String jsonText = makeRequestAndGetJsonText(); // assume you've already made request
JSONValue jsonValue = JSONParser.parseStrict(jsonText);
JSONObject jsonObject = jsonValue.isObject(); // assert that this is an object
if (jsonObject == null) {
// uh oh, it wasn't an object after
// do error handling here
throw new RuntimeException("JSON payload did not describe an object");
}
Describe as an overlay type
Now that you know that your JSON describes an object, you can get that object and describe it in terms of a JavaScript class. Say you have this overlay type:
class Person {
String getName() /*-{
return this.name;
}-*/;
JsArray getOccupations() /*-{
return this.occupations;
}-*/;
}
You can make your new JavaScript object conform to this Java class by doing a cast:
Person person = jsonObject.getJavaScriptObject().cast();
String name = person.getName(); // name is "Bob Jones"
Using eval is generally dangerous, and can result in all kinds of strange behavior, if the server returns invalid JSON (note, that it's necessary, that the JSON top element is an array, if you simply use eval(jsonStr)!).
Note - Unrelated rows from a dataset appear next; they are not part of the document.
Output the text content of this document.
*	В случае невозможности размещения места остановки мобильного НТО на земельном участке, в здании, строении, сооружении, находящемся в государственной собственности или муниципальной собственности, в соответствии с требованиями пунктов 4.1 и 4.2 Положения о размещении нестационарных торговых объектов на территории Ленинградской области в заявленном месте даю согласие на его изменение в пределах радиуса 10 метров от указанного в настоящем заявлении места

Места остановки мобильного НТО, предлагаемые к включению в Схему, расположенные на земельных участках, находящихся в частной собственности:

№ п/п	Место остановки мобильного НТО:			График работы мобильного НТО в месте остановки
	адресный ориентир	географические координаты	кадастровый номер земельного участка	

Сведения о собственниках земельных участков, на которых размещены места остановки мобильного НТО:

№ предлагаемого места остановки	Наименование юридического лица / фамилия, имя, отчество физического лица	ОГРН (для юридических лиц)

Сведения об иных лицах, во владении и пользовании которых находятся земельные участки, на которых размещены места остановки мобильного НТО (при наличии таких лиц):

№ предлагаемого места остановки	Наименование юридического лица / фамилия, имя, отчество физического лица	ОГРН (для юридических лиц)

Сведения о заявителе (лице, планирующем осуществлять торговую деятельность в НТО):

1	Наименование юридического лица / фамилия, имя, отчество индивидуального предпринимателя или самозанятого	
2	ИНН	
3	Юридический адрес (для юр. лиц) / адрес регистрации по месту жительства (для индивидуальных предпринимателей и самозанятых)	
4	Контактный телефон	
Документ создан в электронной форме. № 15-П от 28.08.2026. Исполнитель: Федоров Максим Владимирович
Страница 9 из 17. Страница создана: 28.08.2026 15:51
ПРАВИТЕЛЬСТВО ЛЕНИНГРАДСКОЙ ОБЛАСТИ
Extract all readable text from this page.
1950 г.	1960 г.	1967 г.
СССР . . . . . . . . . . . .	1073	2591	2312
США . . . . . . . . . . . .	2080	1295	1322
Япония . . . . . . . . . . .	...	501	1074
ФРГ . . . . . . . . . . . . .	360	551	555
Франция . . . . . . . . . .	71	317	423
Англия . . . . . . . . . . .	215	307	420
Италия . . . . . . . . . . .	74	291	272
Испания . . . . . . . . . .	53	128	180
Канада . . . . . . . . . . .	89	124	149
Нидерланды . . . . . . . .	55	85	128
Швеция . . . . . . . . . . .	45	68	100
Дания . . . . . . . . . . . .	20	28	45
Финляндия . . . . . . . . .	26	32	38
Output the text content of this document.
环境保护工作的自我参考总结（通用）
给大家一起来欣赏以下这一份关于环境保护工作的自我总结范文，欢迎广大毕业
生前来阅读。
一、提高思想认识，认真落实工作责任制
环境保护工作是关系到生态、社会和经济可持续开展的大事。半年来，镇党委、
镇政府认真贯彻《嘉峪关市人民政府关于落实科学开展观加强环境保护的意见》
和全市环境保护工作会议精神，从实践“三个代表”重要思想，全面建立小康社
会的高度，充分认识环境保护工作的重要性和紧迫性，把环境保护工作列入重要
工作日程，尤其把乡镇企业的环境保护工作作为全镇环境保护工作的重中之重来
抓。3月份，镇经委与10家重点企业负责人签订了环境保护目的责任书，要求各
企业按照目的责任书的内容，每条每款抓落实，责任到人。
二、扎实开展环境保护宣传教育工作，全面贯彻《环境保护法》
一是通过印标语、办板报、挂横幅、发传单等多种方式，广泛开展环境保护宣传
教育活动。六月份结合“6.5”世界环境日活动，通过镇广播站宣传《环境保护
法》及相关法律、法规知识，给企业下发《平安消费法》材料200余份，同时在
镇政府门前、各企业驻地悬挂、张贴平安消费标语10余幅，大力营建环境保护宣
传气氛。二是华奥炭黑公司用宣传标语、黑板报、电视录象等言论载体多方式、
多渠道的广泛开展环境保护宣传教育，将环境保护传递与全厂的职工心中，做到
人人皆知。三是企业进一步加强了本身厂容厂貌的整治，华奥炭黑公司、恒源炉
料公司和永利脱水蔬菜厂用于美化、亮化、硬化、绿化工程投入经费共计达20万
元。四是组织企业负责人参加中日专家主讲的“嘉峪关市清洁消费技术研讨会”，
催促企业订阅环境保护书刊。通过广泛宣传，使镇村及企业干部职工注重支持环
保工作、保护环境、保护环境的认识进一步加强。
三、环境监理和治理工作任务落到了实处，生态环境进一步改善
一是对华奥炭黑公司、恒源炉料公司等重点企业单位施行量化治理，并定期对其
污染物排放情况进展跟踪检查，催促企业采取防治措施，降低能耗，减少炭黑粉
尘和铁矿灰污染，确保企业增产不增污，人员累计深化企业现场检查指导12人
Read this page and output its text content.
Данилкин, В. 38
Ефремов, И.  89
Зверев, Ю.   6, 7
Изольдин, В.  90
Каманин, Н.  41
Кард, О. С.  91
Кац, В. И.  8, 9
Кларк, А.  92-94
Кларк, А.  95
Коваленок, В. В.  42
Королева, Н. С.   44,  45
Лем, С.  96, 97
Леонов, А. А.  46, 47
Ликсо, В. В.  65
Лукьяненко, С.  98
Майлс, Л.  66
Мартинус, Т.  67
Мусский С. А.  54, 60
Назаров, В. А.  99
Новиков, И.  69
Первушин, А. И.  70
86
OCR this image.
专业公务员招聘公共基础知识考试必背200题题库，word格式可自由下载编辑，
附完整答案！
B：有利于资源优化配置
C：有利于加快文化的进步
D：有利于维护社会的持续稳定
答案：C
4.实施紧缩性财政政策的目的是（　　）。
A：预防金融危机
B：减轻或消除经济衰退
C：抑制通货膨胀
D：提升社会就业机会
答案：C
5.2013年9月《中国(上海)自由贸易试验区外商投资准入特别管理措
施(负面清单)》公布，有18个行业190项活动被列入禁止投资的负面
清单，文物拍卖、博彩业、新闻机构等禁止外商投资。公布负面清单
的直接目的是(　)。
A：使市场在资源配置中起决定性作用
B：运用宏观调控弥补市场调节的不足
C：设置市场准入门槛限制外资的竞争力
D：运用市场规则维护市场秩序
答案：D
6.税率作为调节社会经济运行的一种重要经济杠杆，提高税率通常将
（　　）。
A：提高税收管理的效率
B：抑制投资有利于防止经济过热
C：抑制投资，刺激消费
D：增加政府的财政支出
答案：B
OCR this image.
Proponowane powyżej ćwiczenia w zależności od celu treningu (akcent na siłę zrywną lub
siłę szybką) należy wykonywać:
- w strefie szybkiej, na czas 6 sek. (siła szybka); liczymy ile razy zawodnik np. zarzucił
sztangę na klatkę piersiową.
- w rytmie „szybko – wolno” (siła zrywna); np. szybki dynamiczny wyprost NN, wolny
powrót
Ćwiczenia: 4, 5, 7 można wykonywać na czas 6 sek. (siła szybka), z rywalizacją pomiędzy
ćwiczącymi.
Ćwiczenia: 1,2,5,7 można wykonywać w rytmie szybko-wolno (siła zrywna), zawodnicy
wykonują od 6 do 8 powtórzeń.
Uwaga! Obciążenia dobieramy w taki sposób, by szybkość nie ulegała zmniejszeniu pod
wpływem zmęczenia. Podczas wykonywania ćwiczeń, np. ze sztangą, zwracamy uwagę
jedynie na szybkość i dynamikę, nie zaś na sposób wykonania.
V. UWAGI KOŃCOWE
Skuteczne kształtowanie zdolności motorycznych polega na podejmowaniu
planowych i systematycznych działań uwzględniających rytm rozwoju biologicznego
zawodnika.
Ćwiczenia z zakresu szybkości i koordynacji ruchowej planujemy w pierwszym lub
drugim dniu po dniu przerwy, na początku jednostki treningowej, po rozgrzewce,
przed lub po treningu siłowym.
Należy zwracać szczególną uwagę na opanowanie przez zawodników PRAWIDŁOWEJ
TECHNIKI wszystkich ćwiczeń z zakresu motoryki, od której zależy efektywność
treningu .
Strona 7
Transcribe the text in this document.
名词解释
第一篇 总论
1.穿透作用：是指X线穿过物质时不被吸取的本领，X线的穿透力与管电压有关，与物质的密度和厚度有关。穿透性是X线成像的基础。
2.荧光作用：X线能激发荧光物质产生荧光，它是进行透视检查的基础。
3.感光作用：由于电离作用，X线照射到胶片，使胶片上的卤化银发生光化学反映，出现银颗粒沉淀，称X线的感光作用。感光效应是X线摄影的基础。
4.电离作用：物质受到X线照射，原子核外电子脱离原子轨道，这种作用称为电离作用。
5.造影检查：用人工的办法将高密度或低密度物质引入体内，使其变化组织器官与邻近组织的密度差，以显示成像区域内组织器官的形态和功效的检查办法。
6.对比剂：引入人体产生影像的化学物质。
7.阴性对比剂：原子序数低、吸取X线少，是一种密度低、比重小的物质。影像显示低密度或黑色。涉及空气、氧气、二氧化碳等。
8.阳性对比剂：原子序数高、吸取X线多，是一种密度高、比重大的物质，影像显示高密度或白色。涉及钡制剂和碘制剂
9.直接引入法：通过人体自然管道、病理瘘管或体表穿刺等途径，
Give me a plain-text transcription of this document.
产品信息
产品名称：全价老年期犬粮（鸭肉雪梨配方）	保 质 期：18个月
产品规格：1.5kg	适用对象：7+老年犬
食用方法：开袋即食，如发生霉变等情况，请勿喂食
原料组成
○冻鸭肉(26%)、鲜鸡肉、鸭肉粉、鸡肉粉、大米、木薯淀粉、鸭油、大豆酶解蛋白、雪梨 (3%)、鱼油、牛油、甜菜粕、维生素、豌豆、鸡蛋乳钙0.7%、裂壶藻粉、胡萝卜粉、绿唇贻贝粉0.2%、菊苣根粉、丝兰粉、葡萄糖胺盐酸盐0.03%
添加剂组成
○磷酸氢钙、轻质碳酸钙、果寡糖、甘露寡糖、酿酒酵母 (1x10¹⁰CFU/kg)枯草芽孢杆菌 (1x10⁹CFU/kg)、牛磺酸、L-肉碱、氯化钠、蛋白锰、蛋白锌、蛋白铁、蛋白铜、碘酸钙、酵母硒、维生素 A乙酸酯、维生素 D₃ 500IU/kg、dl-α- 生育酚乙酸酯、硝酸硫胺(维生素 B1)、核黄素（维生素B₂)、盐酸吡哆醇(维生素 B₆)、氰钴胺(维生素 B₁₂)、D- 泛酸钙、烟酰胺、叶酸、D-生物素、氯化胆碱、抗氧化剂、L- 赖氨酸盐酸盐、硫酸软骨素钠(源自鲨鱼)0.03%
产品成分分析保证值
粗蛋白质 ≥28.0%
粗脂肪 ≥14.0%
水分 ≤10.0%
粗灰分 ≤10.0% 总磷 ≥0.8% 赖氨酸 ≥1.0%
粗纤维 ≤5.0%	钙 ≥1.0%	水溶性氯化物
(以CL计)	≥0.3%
So I'd make the server return a very simple result like
[ "hello" ]
and see, if the error still occurs, or if you can get a better stack trace.
Note: I assume, that the server is reachable under the same URL + port + protocol as your GWT host page (otherwise, RequestBuilder wouldn't work anyway due to Same Origin Policy.)
You actually don't need to parse the JSON, you can use native JSNI objects (JavaScript Native Interface).
Here's an example I pulled from a recent project doing basically the same thing you're doing:
public class Person extends JavaScriptObject{
// Overlay types always have protected, zero argument constructors.
protected Person(){}
// JSNI methods to get stock data
public final native String getName() /*-{ return this.name; }-*/;
public final native String getOccupation() /*-{ return this.occupation; }-*/;
// Non-JSNI methods below
}
and then to retrieve it like so:
/**
* Convert the string of JSON into JavaScript object.
*
*/
private final native JsArray<Person> asArrayOfPollData(String json) /*-{
return eval(json);
}-*/;
private void retrievePeopleList(){
errorMsgLabel.setVisible(false);
String url = JSON_URL;
url = URL.encode(url);
RequestBuilder builder = new RequestBuilder(RequestBuilder.POST, url);
try{
#SuppressWarnings("unused")
Request request = builder.sendRequest(null, new RequestCallback() {
#Override
public void onResponseReceived(Request req, Response resp) {
if(resp.getStatusCode() == 200){
JsArray<Person> jsonPeople = asArrayOfPeopleData(resp.getText());
populatePeopleTable(people);
}
else{
displayError("Couldn't retrieve JSON (" + resp.getStatusText() + ")");
}
}
#Override
public void onError(Request req, Throwable arg1) {
System.out.println("couldn't retrieve JSON");
displayError("Couldn't retrieve JSON");
}
});
} catch(RequestException e) {
System.out.println("couldn't retrieve JSON");
displayError("Couldn't retrieve JSON");
}
}
So essentially you're casting the response as an array of JSON Objects. Good stuff.